Signs posted on March 31, 2021, direct visitors to COVID-19 testing sites on the Alaska Native Tribal Health Consortium campus in Anchorage. Average life expectancy in Alaska declined that year more than in any other U.S. state, the U.S. Centers for Disease Control and Prevention says. Nationally, life expectancy declined, a trend driven by COVID-19 but also by drug overdoses, health experts say. (Photo by Yereth Rosen/Alaska Beacon)
Alaska had the biggest decline in average life expectancy of all U.S. states in 2021, a year when health outcomes were heavily influenced by the COVID-19 pandemic, according to a recent national report.
Alaska’s life expectancy in 2021 was 74.5 years, down from the average of 76.6 years in 2020, according to the report from the U.S. Centers for Disease Control and Prevention.
Overall, U.S. life expectancy declined by 0.6 years in that time, mostly because of the COVID-19 pandemic and increases in drug overdose deaths and other unintentional injuries, the CDC report said. Alaska was among 39 states with declines in life expectancy from 2020 to 2021, the report said.
The CDC estimates life expectancy around the nation based on data from the National Center for Health Statistics.
The state-by-state report did not specify why Alaska’s drop in life expectancy was so big in 2021. But the timing of COVID-19 deaths in the state was different from that in the rest of the nation.
Those deaths in peaked in Alaska in late 2021, later than the peak that hit the United States as a whole, according to data compiled by Johns Hopkins University. Nationally, much of the death toll occurred in 2020, though there were other waves of high death tolls starting in 2021, according to the university’s data.
Since 2021, Alaska life expectancies have ticked up, though through 2023 the average remained lower than that in pre-pandemic years, state statistics show.
In 2022, the average life expectancy in the state increased to 76.8 years, according to the Alaska Vital Statistics 2022 Annual Report released last October by the state Department of Health.
The 2023 annual report is still being prepared.
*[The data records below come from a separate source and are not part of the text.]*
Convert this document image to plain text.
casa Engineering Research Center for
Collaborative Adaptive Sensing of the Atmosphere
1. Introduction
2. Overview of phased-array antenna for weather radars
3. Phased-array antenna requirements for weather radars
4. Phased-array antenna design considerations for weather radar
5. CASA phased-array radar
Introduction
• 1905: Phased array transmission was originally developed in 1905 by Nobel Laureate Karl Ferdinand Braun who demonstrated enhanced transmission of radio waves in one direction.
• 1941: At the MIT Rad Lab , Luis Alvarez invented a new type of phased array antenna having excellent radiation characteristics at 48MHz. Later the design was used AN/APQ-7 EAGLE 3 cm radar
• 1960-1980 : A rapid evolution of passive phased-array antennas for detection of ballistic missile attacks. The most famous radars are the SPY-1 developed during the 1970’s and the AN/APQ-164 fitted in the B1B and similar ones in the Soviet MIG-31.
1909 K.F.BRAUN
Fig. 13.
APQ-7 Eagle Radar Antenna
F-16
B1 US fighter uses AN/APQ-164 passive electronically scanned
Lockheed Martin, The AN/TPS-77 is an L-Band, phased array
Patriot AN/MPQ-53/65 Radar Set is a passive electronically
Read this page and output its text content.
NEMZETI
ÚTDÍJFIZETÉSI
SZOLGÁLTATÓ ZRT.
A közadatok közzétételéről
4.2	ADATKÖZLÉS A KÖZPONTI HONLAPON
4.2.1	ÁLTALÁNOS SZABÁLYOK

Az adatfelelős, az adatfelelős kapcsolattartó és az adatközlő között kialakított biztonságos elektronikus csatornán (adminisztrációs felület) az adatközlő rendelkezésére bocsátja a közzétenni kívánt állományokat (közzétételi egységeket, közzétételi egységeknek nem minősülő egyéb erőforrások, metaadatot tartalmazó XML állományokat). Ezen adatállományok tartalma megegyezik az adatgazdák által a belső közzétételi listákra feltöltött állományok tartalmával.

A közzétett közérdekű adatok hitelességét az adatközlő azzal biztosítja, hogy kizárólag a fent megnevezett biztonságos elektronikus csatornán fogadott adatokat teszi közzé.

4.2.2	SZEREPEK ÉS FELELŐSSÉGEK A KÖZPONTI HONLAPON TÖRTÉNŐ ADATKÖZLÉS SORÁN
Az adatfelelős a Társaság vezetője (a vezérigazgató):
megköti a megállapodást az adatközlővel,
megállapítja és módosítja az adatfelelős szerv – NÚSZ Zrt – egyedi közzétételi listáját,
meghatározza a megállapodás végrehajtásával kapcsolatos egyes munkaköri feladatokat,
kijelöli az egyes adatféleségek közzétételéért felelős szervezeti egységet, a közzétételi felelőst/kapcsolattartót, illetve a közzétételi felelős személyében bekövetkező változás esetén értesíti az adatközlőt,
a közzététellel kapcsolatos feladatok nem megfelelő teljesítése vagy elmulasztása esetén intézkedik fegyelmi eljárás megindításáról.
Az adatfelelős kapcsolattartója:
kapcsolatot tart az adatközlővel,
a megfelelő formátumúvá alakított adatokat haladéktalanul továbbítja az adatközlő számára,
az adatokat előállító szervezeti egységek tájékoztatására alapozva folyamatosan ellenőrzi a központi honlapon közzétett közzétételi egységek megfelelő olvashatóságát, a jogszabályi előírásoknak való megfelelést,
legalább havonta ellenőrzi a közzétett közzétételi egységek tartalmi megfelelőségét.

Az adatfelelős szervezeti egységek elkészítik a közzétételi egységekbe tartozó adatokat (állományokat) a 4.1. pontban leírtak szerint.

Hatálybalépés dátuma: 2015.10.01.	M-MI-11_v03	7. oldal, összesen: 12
Preliminary information shows that Alaskans’ average life expectancy increased again last year, to 77.2 years, Richard Raines, a Department of Health research analyst, said by email. That was still below the 2019 average of 78.5 years.
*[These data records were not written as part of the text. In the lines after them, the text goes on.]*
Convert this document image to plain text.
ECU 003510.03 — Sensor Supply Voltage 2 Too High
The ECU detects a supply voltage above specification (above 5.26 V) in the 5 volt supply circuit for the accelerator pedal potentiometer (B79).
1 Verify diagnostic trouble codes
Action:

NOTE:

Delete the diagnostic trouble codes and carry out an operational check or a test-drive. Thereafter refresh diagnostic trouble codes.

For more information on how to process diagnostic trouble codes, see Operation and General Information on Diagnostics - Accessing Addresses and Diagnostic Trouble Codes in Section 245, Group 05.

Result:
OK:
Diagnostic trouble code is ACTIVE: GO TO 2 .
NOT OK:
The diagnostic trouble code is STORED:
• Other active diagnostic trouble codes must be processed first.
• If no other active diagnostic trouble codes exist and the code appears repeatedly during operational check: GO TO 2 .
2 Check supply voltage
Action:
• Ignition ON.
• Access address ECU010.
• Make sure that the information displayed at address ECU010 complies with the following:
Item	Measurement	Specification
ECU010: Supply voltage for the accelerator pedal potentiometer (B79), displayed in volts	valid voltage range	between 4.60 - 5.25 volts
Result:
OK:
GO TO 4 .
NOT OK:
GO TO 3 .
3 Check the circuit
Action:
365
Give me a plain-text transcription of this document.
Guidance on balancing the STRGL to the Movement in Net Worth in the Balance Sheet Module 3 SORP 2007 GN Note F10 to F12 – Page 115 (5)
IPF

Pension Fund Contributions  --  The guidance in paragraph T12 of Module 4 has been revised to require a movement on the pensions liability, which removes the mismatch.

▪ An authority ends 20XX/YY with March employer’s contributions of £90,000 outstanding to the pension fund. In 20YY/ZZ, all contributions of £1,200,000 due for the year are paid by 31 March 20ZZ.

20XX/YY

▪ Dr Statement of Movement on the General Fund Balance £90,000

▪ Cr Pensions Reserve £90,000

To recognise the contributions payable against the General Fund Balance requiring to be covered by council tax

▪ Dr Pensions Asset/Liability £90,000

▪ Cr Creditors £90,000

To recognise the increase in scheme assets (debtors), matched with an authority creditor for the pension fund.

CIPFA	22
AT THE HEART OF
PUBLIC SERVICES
State numbers can vary slightly from the CDC numbers because of different methodologies, Raines noted.
Another factor beyond COVID-19 might have helped drive Alaska’s big drop in life expectancy in 2021, Raines said.
“While we can’t say definitively why life expectancy estimates for Alaska dropped more than other states in 2021, it is worth noting that Alaska experiences comparatively high rates of accidental drug poisoning (overdose) death,” he said by email.
The impact of COVID-19 lessened in Alaska after 2021, state statistics show. The disease was ranked fourth among causes of death in the state in 2022, according to the annual report, down from the No. 3 spot in 2021. The leading causes in both years were cancer and heart disease, while accidental deaths — which include those from car crashes and overdoses — were the third-highest in 2022.
While Alaska showed the biggest life-expectancy drop that year, it did not rank at the bottom among states overall, according to the report. That distinction belonged to Mississippi, which had a life expectancy of 70.9 years in 2021, the report said. Hawaii had the highest life expectancy in 2021, at 79.9 years, the report said. Alaska that year ranked 39th among all 50 states and the District of Columbia.